Para o ministro Pedro Mota Soares responsável por essa coisa chamada Segurança Social, os idosos são abandonados pelos seus familiares e depositados nas instituições sociais. Para o ministro, os familiares desses idosos deverão ser perseguidos e responsabilizados, pois a culpa por não poderem tratar dos seus familiares mais velhos, é única e exclusivamente deles. Agora e segundo este novo paradigma, só quem demonstrar que não tem capacidade financeira para cuidar dos mais velhos, poderá recorrer às instituições do Estado.

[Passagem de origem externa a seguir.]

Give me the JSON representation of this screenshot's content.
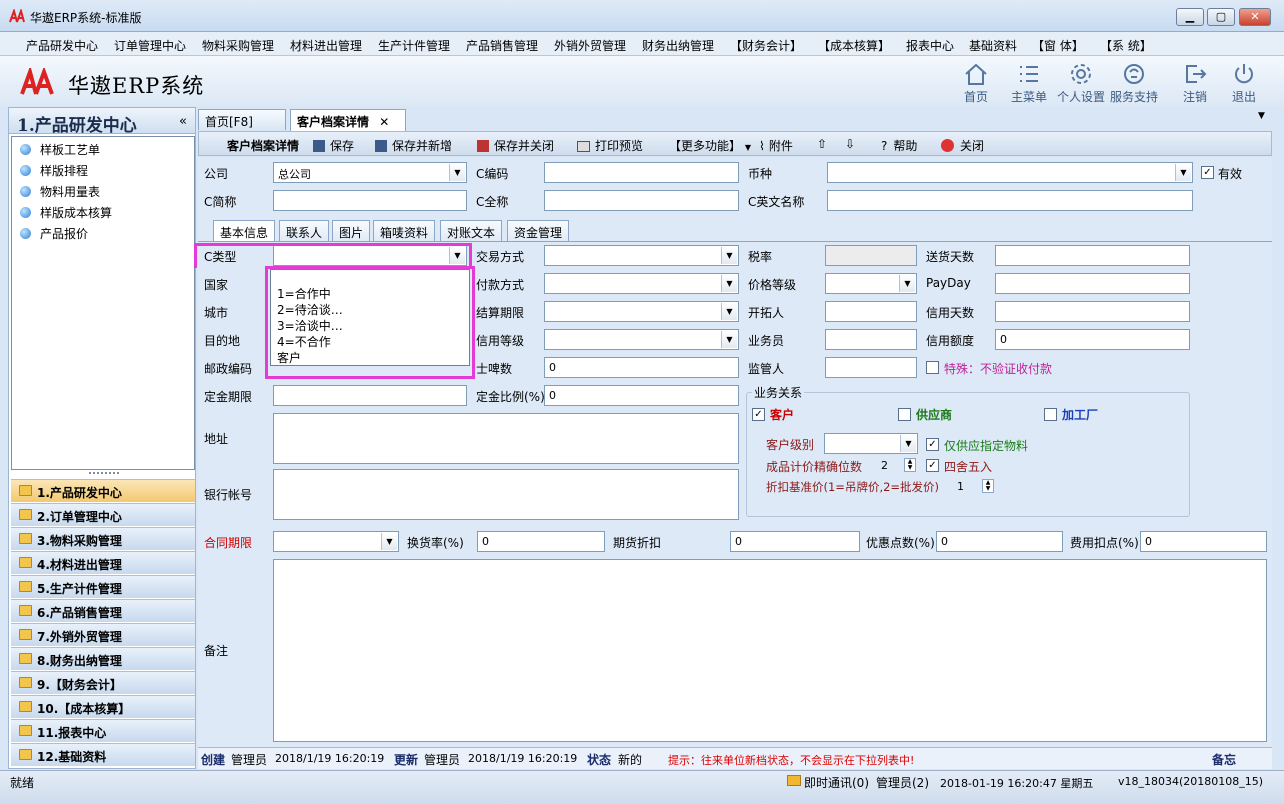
{
  "window": {
    "title": "华遨ERP系统-标准版",
    "min": "▁",
    "max": "▢",
    "close": "✕"
  },
  "menu": [
    "产品研发中心",
    "订单管理中心",
    "物料采购管理",
    "材料进出管理",
    "生产计件管理",
    "产品销售管理",
    "外销外贸管理",
    "财务出纳管理",
    "【财务会计】",
    "【成本核算】",
    "报表中心",
    "基础资料",
    "【窗 体】",
    "【系 统】"
  ],
  "header": {
    "brand": "华遨ERP系统",
    "buttons": [
      {
        "label": "首页",
        "icon": "home-icon"
      },
      {
        "label": "主菜单",
        "icon": "menu-list-icon"
      },
      {
        "label": "个人设置",
        "icon": "gear-icon"
      },
      {
        "label": "服务支持",
        "icon": "support-icon"
      },
      {
        "label": "注销",
        "icon": "logout-icon"
      },
      {
        "label": "退出",
        "icon": "power-icon"
      }
    ]
  },
  "sidebar": {
    "title": "1.产品研发中心",
    "collapse": "«",
    "tree": [
      "样板工艺单",
      "样版排程",
      "物料用量表",
      "样版成本核算",
      "产品报价"
    ],
    "nav": [
      "1.产品研发中心",
      "2.订单管理中心",
      "3.物料采购管理",
      "4.材料进出管理",
      "5.生产计件管理",
      "6.产品销售管理",
      "7.外销外贸管理",
      "8.财务出纳管理",
      "9.【财务会计】",
      "10.【成本核算】",
      "11.报表中心",
      "12.基础资料"
    ]
  },
  "tabs": {
    "home": "首页[F8]",
    "active": "客户档案详情",
    "close": "✕"
  },
  "toolbar": {
    "title": "客户档案详情",
    "save": "保存",
    "save_new": "保存并新增",
    "save_close": "保存并关闭",
    "print": "打印预览",
    "more": "【更多功能】",
    "attach": "附件",
    "help": "帮助",
    "close": "关闭"
  },
  "form": {
    "company_label": "公司",
    "company_value": "总公司",
    "code_label": "C编码",
    "currency_label": "币种",
    "valid_label": "有效",
    "short_label": "C简称",
    "full_label": "C全称",
    "en_label": "C英文名称",
    "subtabs": [
      "基本信息",
      "联系人",
      "图片",
      "箱唛资料",
      "对账文本",
      "资金管理"
    ],
    "type_label": "C类型",
    "trade_label": "交易方式",
    "tax_label": "税率",
    "delivery_label": "送货天数",
    "country_label": "国家",
    "pay_label": "付款方式",
    "price_level_label": "价格等级",
    "payday_label": "PayDay",
    "city_label": "城市",
    "settle_label": "结算期限",
    "developer_label": "开拓人",
    "credit_days_label": "信用天数",
    "dest_label": "目的地",
    "credit_level_label": "信用等级",
    "sales_label": "业务员",
    "credit_limit_label": "信用额度",
    "credit_limit_value": "0",
    "zip_label": "邮政编码",
    "tariff_label": "士啤数",
    "tariff_value": "0",
    "supervisor_label": "监管人",
    "special_label": "特殊：不验证收付款",
    "deposit_label": "定金期限",
    "deposit_ratio_label": "定金比例(%)",
    "deposit_ratio_value": "0",
    "address_label": "地址",
    "bank_label": "银行帐号",
    "biz_group": "业务关系",
    "biz_customer": "客户",
    "biz_supplier": "供应商",
    "biz_factory": "加工厂",
    "cust_level_label": "客户级别",
    "only_supply_label": "仅供应指定物料",
    "precision_label": "成品计价精确位数",
    "precision_value": "2",
    "round_label": "四舍五入",
    "discount_base_label": "折扣基准价(1=吊牌价,2=批发价)",
    "discount_base_value": "1",
    "contract_label": "合同期限",
    "exchange_label": "换货率(%)",
    "exchange_value": "0",
    "futures_label": "期货折扣",
    "futures_value": "0",
    "bonus_label": "优惠点数(%)",
    "bonus_value": "0",
    "fee_label": "费用扣点(%)",
    "fee_value": "0",
    "remark_label": "备注"
  },
  "dropdown": [
    "1=合作中",
    "2=待洽谈…",
    "3=洽谈中…",
    "4=不合作",
    "客户"
  ],
  "record": {
    "create_label": "创建",
    "create_user": "管理员",
    "create_time": "2018/1/19 16:20:19",
    "update_label": "更新",
    "update_user": "管理员",
    "update_time": "2018/1/19 16:20:19",
    "state_label": "状态",
    "state_value": "新的",
    "tip": "提示：往来单位新档状态，不会显示在下拉列表中!",
    "memo": "备忘"
  },
  "status": {
    "ready": "就绪",
    "im": "即时通讯(0)",
    "user": "管理员(2)",
    "datetime": "2018-01-19  16:20:47 星期五",
    "version": "v18_18034(20180108_15)"
  }
}
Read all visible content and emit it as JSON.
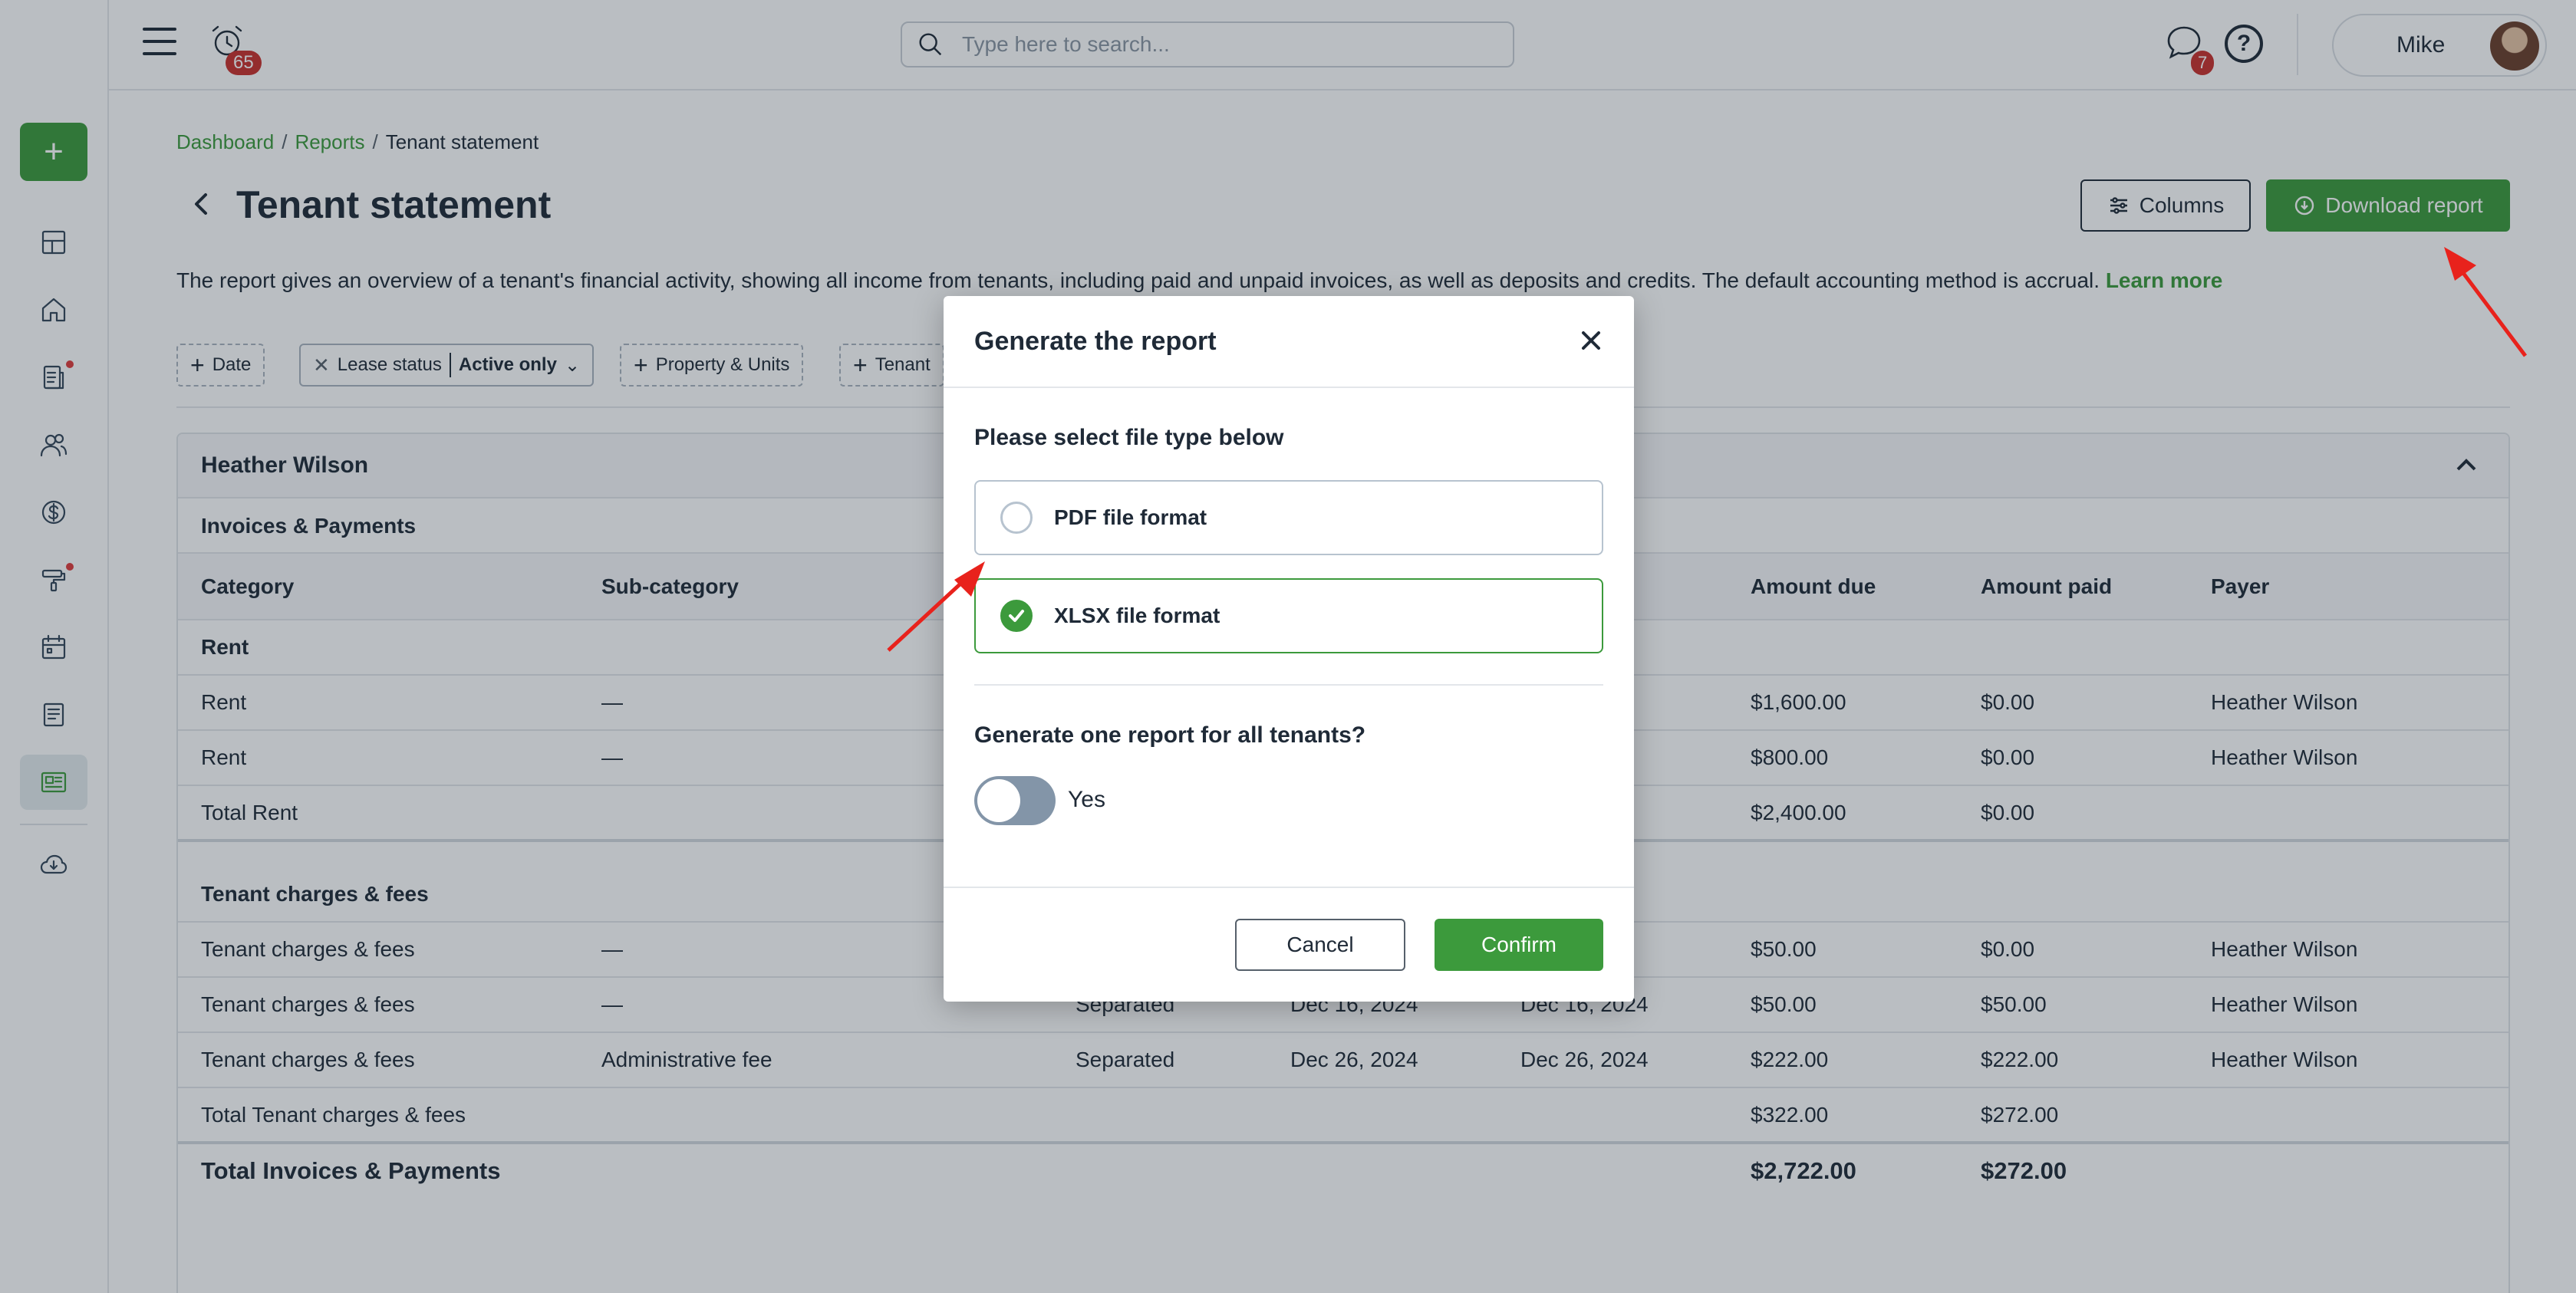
{
  "topbar": {
    "alarm_count": "65",
    "search_placeholder": "Type here to search...",
    "chat_count": "7",
    "help_glyph": "?",
    "user_name": "Mike"
  },
  "sidebar": {
    "add_glyph": "+",
    "items": [
      {
        "icon": "dashboard-icon"
      },
      {
        "icon": "home-icon"
      },
      {
        "icon": "leases-icon",
        "dot": true
      },
      {
        "icon": "people-icon"
      },
      {
        "icon": "dollar-icon"
      },
      {
        "icon": "maintenance-icon",
        "dot": true
      },
      {
        "icon": "calendar-icon"
      },
      {
        "icon": "document-icon"
      },
      {
        "icon": "reports-icon",
        "active": true
      },
      {
        "icon": "download-cloud-icon"
      }
    ]
  },
  "breadcrumb": {
    "items": [
      "Dashboard",
      "Reports"
    ],
    "separator": "/",
    "current": "Tenant statement"
  },
  "page": {
    "title": "Tenant statement",
    "columns_button": "Columns",
    "download_button": "Download report",
    "description": "The report gives an overview of a tenant's financial activity, showing all income from tenants, including paid and unpaid invoices, as well as deposits and credits. The default accounting method is accrual.",
    "learn_more": "Learn more"
  },
  "filters": {
    "date": "Date",
    "lease_status_label": "Lease status",
    "lease_status_value": "Active only",
    "property": "Property & Units",
    "tenant": "Tenant"
  },
  "report": {
    "tenant_name": "Heather Wilson",
    "section_title": "Invoices & Payments",
    "columns": [
      "Category",
      "Sub-category",
      "",
      "",
      "",
      "Amount due",
      "Amount paid",
      "Payer"
    ],
    "groups": [
      {
        "title": "Rent",
        "rows": [
          [
            "Rent",
            "—",
            "",
            "",
            "",
            "$1,600.00",
            "$0.00",
            "Heather Wilson"
          ],
          [
            "Rent",
            "—",
            "",
            "",
            "",
            "$800.00",
            "$0.00",
            "Heather Wilson"
          ]
        ],
        "total": [
          "Total Rent",
          "$2,400.00",
          "$0.00"
        ]
      },
      {
        "title": "Tenant charges & fees",
        "rows": [
          [
            "Tenant charges & fees",
            "—",
            "",
            "",
            "",
            "$50.00",
            "$0.00",
            "Heather Wilson"
          ],
          [
            "Tenant charges & fees",
            "—",
            "Separated",
            "Dec 16, 2024",
            "Dec 16, 2024",
            "$50.00",
            "$50.00",
            "Heather Wilson"
          ],
          [
            "Tenant charges & fees",
            "Administrative fee",
            "Separated",
            "Dec 26, 2024",
            "Dec 26, 2024",
            "$222.00",
            "$222.00",
            "Heather Wilson"
          ]
        ],
        "total": [
          "Total Tenant charges & fees",
          "$322.00",
          "$272.00"
        ]
      }
    ],
    "grand_total": [
      "Total Invoices & Payments",
      "$2,722.00",
      "$272.00"
    ]
  },
  "modal": {
    "title": "Generate the report",
    "file_type_prompt": "Please select file type below",
    "options": [
      {
        "label": "PDF file format",
        "selected": false
      },
      {
        "label": "XLSX file format",
        "selected": true
      }
    ],
    "all_tenants_prompt": "Generate one report for all tenants?",
    "toggle_label": "Yes",
    "toggle_on": false,
    "cancel": "Cancel",
    "confirm": "Confirm"
  },
  "colors": {
    "accent": "#3c9a3c",
    "badge": "#c9302c",
    "annotation_arrow": "#e8221c"
  }
}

A mesma conversa, o Estado só servirá aqueles que realmente necessitam... Neste caso não é só a questão social que preocupa, mas sim e principalmente, preocupa-me a tentativa descarada de desresponsabilizar o Estado de uma das suas principais e fundamentais funções. Inadmissível. Este é mais um exemplo daquilo que este governo com celeridade está a fazer ao Estado Social. Esvaziá-lo de sentido e serventias aos portugueses, para então depois entregar aos privados, através de pomposas cerimónias e invocando a necessidade de uma prestação de serviço público com qualidade, esses mesmos serviços e prestações sociais. Este ministro, em apenas um pouco mais de um ano de desempenho, conseguiu já o lugar invejado de ministro do ódio social. Parabéns.